From then on, he was a full-time professional, playing a wide range of concerts, clubs, colleges and festivals, including the Newport Folk Festival and Carnegie Hall. As the late sixties brought a waning of the folk revival, Doc's son Merle Watson provided the musical and emotional companionship that he needed to continue touring. With Merle playing guitar and banjo and serving as partner and driver, the father-son team expanded their audience nationwide.

After working for a while with the band Frosty Morn, they continued to tour with bassist T. Michael Coleman, and brought their music to Europe, Japan and Africa. A series of remarkable recordings, including collaborations with Flatt & Scruggs, Chet Atkins and the Nitty Gritty Dirt Band, helped make Watson the gold standard among traditional pickers.

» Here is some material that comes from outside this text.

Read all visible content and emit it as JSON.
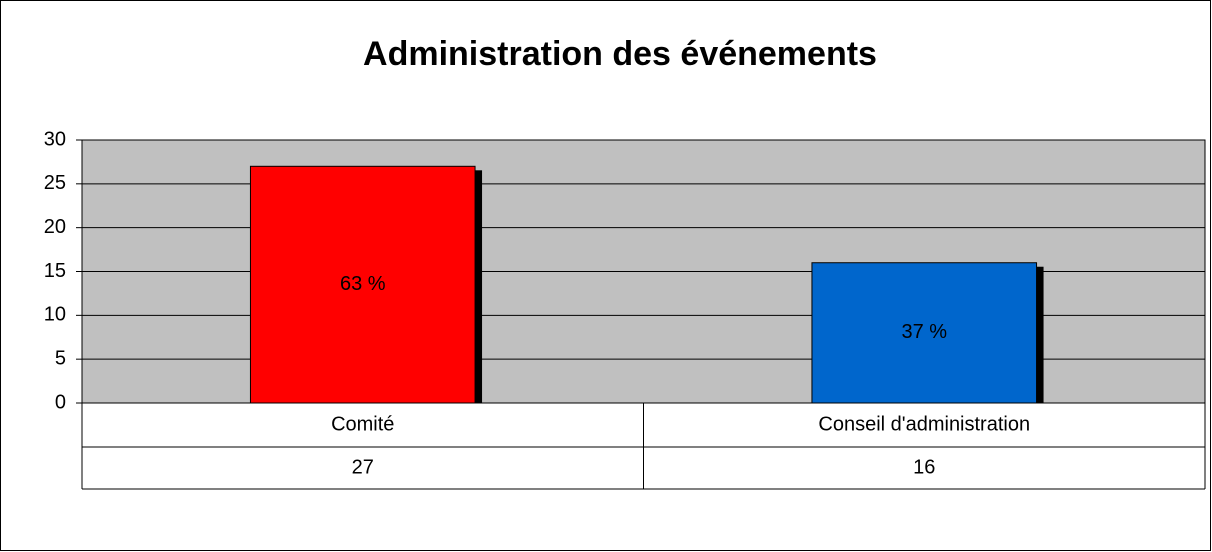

Although he briefly stopped performing after Merle died in a 1985 tractor accident, Doc (accompanied by guitarist Jack Lawrence) now accepts a limited number of engagements.

For the last several years, he has hosted the annual Merle Watson Memorial Festival in Wilkesboro, where, surrounded by family and collaborators ranging from bandleader Jack Williams to grandson Richard Watson, he can give full breadth to his musical expression and still sleep in his own house, deep in the Carolina mountains, on land homesteaded by his great-great-grandfather.

Legendary North Carolina-born guitarist and singer Doc Watson received the National Medal of Arts on Monday, Sept. 29, 1997 in a ceremony at the White House hosted by President Bill Clinton. "There may not be a serious, committed baby boomer alive," said the President, "Who didn't at some point in his or her youth try to spend a few minutes at least trying to learn to pick a guitar like Doc Watson."